The cross-plot of Lambda–Rho versus Lambda–Rho/ Mu-Rho is presented in Fig. 14. The ratio Lambda–Rho/ Mu-Rho is a complex ratio that presents a high value for shale, lower value for brine sand and a much more lower value for hydrocarbon bearing sands (Ogbamikhumi and Igbinigie 2020). The cross-plot reveals a zone defined by very high values for both lambda-Rho and Lambda-Rho/Mu-Rho attributes, which corresponds to the interval shaded brown in the well log panel defining shale lithology. Lower values of both parameters were observed for brine sand, and a much lower values of both attributes were recorded for hydrocarbon sand, similar to results obtained by researchers in the same basin (Omudu and Ebeniro 2005; Adeoti et. Al 2018). Thus, both parameters can be used to characterize lithology and fluid on well and seismic data.

Poisson ratio versus P-impedance cross-plot

Poisson ratio is a more complex average of the Vp/Vs ratio that discriminates shale lithology from sand with relatively greater values (Li and Zhang 2018). For mix hydrocarbon and brine reservoir, a much lower value will be observed for hydrocarbon bearing sand as compared to brine sand. P-impedance is a product of P-wave velocity and density. Since both primary rock attributes responded in a similar manner to presence of hydrocarbon; reduction in their values as demonstrated in the fluid substitution sensitivity analysis, a product of both will have a multiplier effect that should conveniently differentiate hydrocarbon sand from brine sand under a normal condition.

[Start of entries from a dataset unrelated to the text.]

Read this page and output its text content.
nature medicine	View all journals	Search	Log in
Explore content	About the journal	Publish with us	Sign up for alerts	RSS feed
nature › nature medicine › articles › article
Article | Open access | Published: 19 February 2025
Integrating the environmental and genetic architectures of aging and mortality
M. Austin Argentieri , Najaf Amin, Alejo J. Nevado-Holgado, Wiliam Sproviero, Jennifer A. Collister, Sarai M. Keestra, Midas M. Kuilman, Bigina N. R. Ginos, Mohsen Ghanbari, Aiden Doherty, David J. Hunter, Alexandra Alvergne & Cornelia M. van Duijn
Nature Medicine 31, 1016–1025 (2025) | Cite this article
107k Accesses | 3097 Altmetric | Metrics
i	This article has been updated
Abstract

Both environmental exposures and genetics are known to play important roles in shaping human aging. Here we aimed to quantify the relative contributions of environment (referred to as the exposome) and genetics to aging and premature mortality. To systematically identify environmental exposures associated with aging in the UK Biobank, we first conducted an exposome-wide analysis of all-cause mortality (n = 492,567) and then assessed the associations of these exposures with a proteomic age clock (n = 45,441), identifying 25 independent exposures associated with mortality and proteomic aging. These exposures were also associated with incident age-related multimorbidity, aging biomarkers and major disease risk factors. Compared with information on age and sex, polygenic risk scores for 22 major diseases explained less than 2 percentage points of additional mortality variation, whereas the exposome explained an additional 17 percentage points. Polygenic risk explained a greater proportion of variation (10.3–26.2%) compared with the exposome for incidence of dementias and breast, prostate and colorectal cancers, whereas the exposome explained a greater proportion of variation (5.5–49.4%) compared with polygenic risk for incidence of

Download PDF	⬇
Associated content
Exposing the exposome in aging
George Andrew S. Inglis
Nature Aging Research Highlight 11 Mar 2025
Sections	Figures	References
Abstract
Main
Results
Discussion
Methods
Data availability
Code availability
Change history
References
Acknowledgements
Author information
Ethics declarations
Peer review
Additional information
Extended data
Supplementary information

The cross-plot of both parameters in Fig. 15 reveals very high values of Poisson ratio, a relatively high value of P-impedance and a very low value of resistivity, which defines shale lithology. Sand was defined by very low values of Poisson ratio and a relatively lower value of P-impedance compared to shale response. The hydrocarbon bearing interval is characterized by low values of P-impedance and very low values of Poisson ratio compared with the brine filled portion of the reservoir (Bodunde and Enikanselu 2019). Hence, Poisson ratio would serve as a better discriminator of fluid than P-impedance.

Conclusion

In this research work, several modelling techniques: reflection pattern models, fluid substitution models, AVO models and cross-plot models were employed to analyse the sensitivity of rock properties to changes in lithology and fluid types on wells in the studied field. This was to determine the extent to which quantitative seismic interpretation techniques can be applied on seismic for hydrocarbon prospect evaluation of reservoirs in the undrilled area of the field. Reflection pattern analysis pointed out that both the overlying and underlying shales bounding the sands of interest were more compacted than the sands. Hence, the expected AVO classes on seismic data in the field would be class III or class IV sands. Analysis of AVO models discriminated between brine and hydrocarbon presence confirmed that the sand tops within the depth interval of interest to be class IV sands. Fluid substitution modelling clearly reveals the sensitivity of the basic rock properties: P-wave, S-wave and density to changes in lithology, fluid types and saturations, suggesting that rock physics analysis on seismic would be effective for both oil and gas exploration in the field as demonstrated by Ekwe et al (2012). The well-based rock physics cross-plot modelling and analysis performed, confirmed that the rock properties of the reservoirs responded favourably to changes in fluid and lithology types by defining separate clusters for different lithology and fluid types. Hence, quantitative interpretation techniques would present dependable results for prospect evaluation on seismic, especially in the undrilled area of the field.